We were all transferred as our club was due to close. Our wonderful mama-sans gave each of the three women at the club a gift. My gift was three statues representing longevity, health, and prosperity. Fortune smiled that day since my supervisor had been given the statues. She did not like them and, preferring what I had been given, she re-wrapped her gift and took mine.
My final duty station was in Phuoc Vinh. By then the routines of work were ingrained and easy to follow. There were sweat-dripping down your shirt days when I lived in the sauna of the Service Club. There was talk of returning to the States and of returning to Vietnam. I was on R&R when the incoming struck close to our hootch. Returning home (to the USA) to hostility and attitudes of “I don’t want to hear about it” bruised the need to share the experience right out of me.
Words that come to mind when I think of my tour in Vietnam:
Round-eye.
Unavailable.
Subjected to unwanted attention from Lt. Col. S., and many others.
Who could I trust?
Learned to hold my liquor.
Bought my cigarettes for $2 a carton in the PX.
Stopped smoking on the plane home and never smoked again.
Hot.
Cold.
Rain — monsoons.
Earned money, nothing to spend it on.
Trust?
Traveled to Hong Kong, Singapore, Australia, Bangkok.

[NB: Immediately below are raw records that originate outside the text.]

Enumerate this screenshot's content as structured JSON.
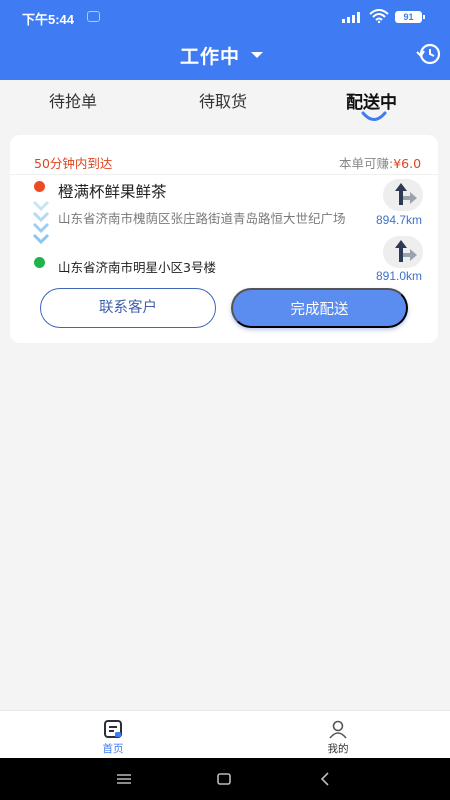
{
  "status_bar": {
    "time": "下午5:44",
    "battery": "91"
  },
  "header": {
    "title": "工作中"
  },
  "tabs": [
    {
      "label": "待抢单"
    },
    {
      "label": "待取货"
    },
    {
      "label": "配送中"
    }
  ],
  "order": {
    "deadline": "50分钟内到达",
    "earn_label": "本单可赚:",
    "earn_value": "¥6.0",
    "shop_name": "橙满杯鲜果鲜茶",
    "shop_address": "山东省济南市槐荫区张庄路街道青岛路恒大世纪广场",
    "shop_distance": "894.7km",
    "customer_address": "山东省济南市明星小区3号楼",
    "customer_distance": "891.0km",
    "contact_button": "联系客户",
    "complete_button": "完成配送"
  },
  "tabbar": [
    {
      "label": "首页"
    },
    {
      "label": "我的"
    }
  ],
  "colors": {
    "primary": "#3f7cf3",
    "deadline": "#e0431f",
    "pickup_dot": "#ec4a24",
    "dropoff_dot": "#22b24c"
  }
}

Saw amazing statues in Bangkok that were only photographs in my art history textbooks.
Met good people.
Met some not-so-good-people.
Broke a heart and I am sorry.
My heart was broken, pretty sure he was not sorry.
Felt a camaraderie with others who were there.
We were all in it together.
It — was hell, adventure, work, incoming, seeing death, seeing the enemy, being objectified, smell of kerosene burning the “night soil” daily, wearing a uniform that hearkened back to 1940s airline flight attendants, shopping in the PX and finding nothing that you needed, and it was for 365 days.